Candidate Brian Bilbray had been to Congress before, and he looked back on that time fondly, claiming to have been on the right side in 1995. "There's still more to do," he clarified in his recent campaign. He went so far as to offer a specific: "not allowing members of congress to put in private so-called earmarks for funding."
So of course he won the special election. That's how he gained the incumbency advantage for the next election, all on an interim position requiring a mere seven months of capitol industry.
While the ship of state creaked just a bit, allowing on one more captain to help decide her course, some of us wondered: how long will it take to corrupt the man? Terms? Years? Months?
More like: one week.
Bilbray was in the House just a handful of days when he voted for the latest appropriation bill, this one with over 1500 earmarks.
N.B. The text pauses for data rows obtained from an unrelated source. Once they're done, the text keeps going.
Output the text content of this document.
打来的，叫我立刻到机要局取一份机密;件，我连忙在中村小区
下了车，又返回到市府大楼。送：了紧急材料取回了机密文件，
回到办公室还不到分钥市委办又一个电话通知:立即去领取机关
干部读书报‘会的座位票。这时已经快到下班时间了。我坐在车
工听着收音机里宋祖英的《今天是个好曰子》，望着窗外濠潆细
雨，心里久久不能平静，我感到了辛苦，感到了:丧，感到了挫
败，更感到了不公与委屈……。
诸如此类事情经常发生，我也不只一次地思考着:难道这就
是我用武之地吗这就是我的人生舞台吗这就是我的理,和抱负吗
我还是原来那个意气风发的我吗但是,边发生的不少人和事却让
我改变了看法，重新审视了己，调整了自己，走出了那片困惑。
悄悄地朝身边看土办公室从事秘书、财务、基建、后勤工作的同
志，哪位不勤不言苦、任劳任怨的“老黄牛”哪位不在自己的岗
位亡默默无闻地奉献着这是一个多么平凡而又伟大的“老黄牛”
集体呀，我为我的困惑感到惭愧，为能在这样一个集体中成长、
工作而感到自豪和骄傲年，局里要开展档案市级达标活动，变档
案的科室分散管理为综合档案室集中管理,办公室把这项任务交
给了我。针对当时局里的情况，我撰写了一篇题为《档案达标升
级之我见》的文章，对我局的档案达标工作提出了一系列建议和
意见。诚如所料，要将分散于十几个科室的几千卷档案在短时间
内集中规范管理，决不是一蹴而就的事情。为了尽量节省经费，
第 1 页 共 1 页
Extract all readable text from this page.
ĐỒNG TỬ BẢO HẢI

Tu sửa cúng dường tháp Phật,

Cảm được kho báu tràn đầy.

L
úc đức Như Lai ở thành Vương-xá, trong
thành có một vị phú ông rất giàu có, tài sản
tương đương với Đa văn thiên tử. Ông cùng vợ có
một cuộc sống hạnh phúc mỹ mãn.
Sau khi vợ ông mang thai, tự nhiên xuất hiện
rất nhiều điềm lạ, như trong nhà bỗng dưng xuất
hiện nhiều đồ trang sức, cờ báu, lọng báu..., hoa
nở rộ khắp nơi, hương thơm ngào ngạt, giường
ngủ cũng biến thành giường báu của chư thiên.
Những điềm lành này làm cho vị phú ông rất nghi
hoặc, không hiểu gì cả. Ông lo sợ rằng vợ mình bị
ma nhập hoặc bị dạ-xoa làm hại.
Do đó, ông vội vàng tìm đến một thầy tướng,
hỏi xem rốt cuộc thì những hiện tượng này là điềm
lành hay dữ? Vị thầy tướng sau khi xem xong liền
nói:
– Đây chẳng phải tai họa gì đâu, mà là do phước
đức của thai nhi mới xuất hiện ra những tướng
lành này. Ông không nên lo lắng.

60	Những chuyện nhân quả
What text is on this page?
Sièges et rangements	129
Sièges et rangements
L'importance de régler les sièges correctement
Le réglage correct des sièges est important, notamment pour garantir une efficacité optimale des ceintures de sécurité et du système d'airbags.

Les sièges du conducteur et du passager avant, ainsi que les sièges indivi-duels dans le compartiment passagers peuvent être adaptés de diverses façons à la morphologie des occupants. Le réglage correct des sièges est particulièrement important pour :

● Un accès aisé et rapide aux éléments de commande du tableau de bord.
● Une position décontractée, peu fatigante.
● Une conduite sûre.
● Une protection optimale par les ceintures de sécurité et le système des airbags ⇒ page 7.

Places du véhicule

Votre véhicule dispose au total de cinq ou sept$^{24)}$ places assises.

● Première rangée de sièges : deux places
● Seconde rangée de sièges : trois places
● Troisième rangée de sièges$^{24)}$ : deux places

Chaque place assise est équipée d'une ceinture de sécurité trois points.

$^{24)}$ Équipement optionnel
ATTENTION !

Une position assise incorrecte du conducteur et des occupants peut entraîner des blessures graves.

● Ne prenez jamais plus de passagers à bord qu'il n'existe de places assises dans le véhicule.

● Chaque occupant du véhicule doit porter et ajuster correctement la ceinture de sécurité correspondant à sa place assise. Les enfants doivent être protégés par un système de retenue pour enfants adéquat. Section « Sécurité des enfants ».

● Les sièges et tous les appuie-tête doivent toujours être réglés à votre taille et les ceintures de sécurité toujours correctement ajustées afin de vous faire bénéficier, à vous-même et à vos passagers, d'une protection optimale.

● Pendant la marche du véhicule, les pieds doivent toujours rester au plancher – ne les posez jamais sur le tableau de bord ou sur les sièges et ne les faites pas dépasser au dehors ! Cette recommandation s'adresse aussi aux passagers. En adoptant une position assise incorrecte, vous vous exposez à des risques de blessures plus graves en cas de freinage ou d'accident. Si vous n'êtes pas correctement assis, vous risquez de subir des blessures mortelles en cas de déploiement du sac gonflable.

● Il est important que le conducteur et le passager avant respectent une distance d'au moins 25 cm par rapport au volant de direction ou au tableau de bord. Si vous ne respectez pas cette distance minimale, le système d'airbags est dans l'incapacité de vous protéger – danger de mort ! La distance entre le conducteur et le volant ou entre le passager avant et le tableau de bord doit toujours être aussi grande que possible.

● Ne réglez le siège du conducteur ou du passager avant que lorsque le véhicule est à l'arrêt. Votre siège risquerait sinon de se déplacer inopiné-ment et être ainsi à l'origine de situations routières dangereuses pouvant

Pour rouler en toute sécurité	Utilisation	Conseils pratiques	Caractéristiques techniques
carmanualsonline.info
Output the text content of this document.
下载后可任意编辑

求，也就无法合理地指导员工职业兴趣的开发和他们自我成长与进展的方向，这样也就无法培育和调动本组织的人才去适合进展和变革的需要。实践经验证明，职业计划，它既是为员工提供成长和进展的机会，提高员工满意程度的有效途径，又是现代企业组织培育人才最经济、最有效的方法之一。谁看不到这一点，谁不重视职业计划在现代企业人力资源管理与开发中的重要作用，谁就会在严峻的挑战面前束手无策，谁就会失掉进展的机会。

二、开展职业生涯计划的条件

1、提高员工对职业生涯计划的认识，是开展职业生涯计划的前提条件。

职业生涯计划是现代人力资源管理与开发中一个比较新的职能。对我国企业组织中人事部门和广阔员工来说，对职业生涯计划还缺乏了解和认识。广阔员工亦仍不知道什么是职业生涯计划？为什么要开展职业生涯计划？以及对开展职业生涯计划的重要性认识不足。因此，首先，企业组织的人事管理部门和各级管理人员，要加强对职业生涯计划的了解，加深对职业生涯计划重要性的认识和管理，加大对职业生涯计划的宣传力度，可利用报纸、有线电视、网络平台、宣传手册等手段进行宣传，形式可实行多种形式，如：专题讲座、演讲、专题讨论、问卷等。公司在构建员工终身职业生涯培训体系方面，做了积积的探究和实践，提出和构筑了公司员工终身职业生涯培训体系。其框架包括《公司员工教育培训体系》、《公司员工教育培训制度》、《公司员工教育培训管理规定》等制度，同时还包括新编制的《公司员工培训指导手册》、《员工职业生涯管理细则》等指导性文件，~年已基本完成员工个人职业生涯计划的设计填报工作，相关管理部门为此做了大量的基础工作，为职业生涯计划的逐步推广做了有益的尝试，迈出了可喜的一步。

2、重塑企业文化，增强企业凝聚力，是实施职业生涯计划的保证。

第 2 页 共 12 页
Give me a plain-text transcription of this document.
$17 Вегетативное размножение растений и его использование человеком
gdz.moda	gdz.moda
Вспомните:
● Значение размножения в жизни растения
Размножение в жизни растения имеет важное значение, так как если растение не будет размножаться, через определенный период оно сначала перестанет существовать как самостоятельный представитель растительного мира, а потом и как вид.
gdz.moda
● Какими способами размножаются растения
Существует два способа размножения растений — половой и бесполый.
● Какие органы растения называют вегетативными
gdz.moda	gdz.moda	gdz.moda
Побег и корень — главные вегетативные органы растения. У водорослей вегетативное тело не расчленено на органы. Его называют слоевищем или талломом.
Fifteen hundred! Well, maybe the country just couldn't get along without that bill. Maybe we should let it slide. Pork is bad, but not that bad, not bad enough to risk the stability of the state.
But what can we say about Bilbray's voting down each of Representative Jeff Flake's four anti-pork amendments? That's not one no, not a mere two, not even three.
That's four nos. (I feel like Abraham deciding the fate of Sodom and Gomorrah. Peradventure, do I hear five?)
I guess this is Bilbray's idea of the Reagan Legacy, the sole remnant of his commitment to less government: "Just Say No."
He can't hide, however, what he's saying "no" to: his own promises.
So that's the Bilbray Story. But what's the Rest of the Story?
Before the special election Bilbray seemed to be fighting a bit of an uphill battle. You see, he had been a lobbyist for several years. The opposition made much of this. Jadedly, he admitted, "Everyone is trying to say that everyone in Washington is tainted."
Hmmm. I wonder why. Could it be because everyone in Washington is tainted?
Well, I'm not even that cynical; I know a few good people in Sodom, a few more in Gomorrah.
But Bilbray certainly is tainted. Thus we add another crumbum into the ranks of the congressional crumbumhood.
I have no doubt that he read it, or at least understood exactly what it said. The same goes for his other 4 "No" votes on the anti-earmark legislation. See article above from Townhall.
Maybe in two years. For now, though, he hasn't shown himself to be any worse than his challenger Francine Busby (D-"you don't need papers for voting"), who would probably oppose the anti-pork amendments or other general spending cuts.